Last years decision by McCrory and company to say thanks, but no thanks to $2.3 billion a sum paid almost entirely by the federal government for N.C. Medicaid expansion fueled many of the Moral Monday protests our state has become famous for.
Soon after, I began asking physician colleagues around our state about their patients, mostly the working-class poor, who were most affected by the decision. One woman in rural North Carolina suffers from a debilitating anxiety disorder, brought on by her childs illness. As the single breadwinner, she cannot afford to see her doctor more than once every few months, despite daily struggles with agoraphobia.
Another patient is a middle-aged, small-business owner recently diagnosed with an autoimmune disorder that has required complicated blood product exchanges almost weekly, yet he cannot afford to buy health insurance through the state exchange or otherwise.
Reflecting on my own patients I provide primary care for, several have refused all preventive health care until their 65th birthday kicks in. This includes refused mammograms, colonoscopies, diabetes screenings and the shingles vaccine. And the list goes on.
At the moment, a formidable 318,710 adults in North Carolina are working for incomes less than $11,500. These folks are too poor to qualify for subsidized tax credits for private insurance and do not qualify for Medicaid under our current standards.

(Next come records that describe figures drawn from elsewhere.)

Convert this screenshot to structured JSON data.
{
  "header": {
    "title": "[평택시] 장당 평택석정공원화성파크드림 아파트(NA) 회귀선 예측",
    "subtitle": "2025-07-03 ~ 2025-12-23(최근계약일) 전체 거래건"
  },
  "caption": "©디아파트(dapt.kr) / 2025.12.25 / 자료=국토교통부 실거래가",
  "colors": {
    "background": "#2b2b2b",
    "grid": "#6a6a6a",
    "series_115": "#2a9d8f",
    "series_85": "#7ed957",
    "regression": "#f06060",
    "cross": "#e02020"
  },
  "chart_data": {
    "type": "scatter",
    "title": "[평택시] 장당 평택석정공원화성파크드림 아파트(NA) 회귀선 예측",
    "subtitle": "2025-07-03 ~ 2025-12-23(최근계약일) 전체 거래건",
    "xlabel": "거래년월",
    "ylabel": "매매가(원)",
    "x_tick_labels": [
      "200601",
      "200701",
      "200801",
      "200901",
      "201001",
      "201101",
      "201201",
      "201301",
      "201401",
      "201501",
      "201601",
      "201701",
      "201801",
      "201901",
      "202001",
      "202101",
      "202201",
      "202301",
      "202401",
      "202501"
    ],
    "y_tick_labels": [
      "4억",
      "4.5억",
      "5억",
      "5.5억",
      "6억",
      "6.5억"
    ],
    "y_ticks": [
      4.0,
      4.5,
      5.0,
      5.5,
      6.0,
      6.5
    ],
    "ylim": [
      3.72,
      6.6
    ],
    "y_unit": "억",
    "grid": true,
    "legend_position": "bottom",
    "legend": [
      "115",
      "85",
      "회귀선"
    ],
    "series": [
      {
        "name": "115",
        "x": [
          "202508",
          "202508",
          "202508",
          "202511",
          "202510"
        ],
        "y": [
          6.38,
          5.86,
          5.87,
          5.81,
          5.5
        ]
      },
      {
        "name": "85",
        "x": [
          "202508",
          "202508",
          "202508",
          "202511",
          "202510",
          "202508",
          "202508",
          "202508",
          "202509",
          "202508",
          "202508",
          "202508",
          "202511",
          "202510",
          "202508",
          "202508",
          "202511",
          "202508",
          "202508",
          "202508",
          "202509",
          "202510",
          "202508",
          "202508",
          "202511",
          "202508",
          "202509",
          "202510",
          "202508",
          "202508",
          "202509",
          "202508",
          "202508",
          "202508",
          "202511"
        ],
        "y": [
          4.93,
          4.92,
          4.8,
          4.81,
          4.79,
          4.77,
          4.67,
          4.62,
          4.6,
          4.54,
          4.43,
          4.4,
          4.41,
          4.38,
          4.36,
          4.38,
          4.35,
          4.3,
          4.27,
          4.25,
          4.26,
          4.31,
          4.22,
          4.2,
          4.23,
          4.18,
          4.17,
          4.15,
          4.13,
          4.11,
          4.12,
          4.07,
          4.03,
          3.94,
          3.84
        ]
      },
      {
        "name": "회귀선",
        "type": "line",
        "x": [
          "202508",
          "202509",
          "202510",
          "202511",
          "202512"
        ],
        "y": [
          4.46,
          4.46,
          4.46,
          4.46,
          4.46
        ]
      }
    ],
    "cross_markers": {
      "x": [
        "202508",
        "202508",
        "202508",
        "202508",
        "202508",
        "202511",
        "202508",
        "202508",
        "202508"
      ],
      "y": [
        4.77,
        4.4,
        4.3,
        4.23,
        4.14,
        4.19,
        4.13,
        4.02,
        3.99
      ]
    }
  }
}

In refusing the expansion, McCrory not only turned down much needed money for our state, but also might have shortened the lives of our working-class poor. A recent study in the noteworthy New England Journal of Medicine compared death rates in several states that expanded Medicaid to those in states that did not. Their results were clear: States that expanded Medicaid saved lives almost 3,000 lives yearly in the three states studied.
Our working friends and family members who fall into a marginal income category become sick every day and almost always unexpectedly. It begins with unintended weight loss, a pain in the chest or a slurring of the words. They work full-time jobs, just like we do. Yet, when they become ill, they bear extortionate costs with little help, and many may be forced to declare bankruptcy. Access to care is also often delayed in this group a harbinger for advanced illness and poor prognosis.
McCrorys rejection of N.C. Medicaid expansion is like kicking a dead dog; it makes no sense, and most folks would not approve.
On the sunny side, there is still time. Time to sway political hardliners who cannot see the greater good, but who must in order to save lives among our working-class poor.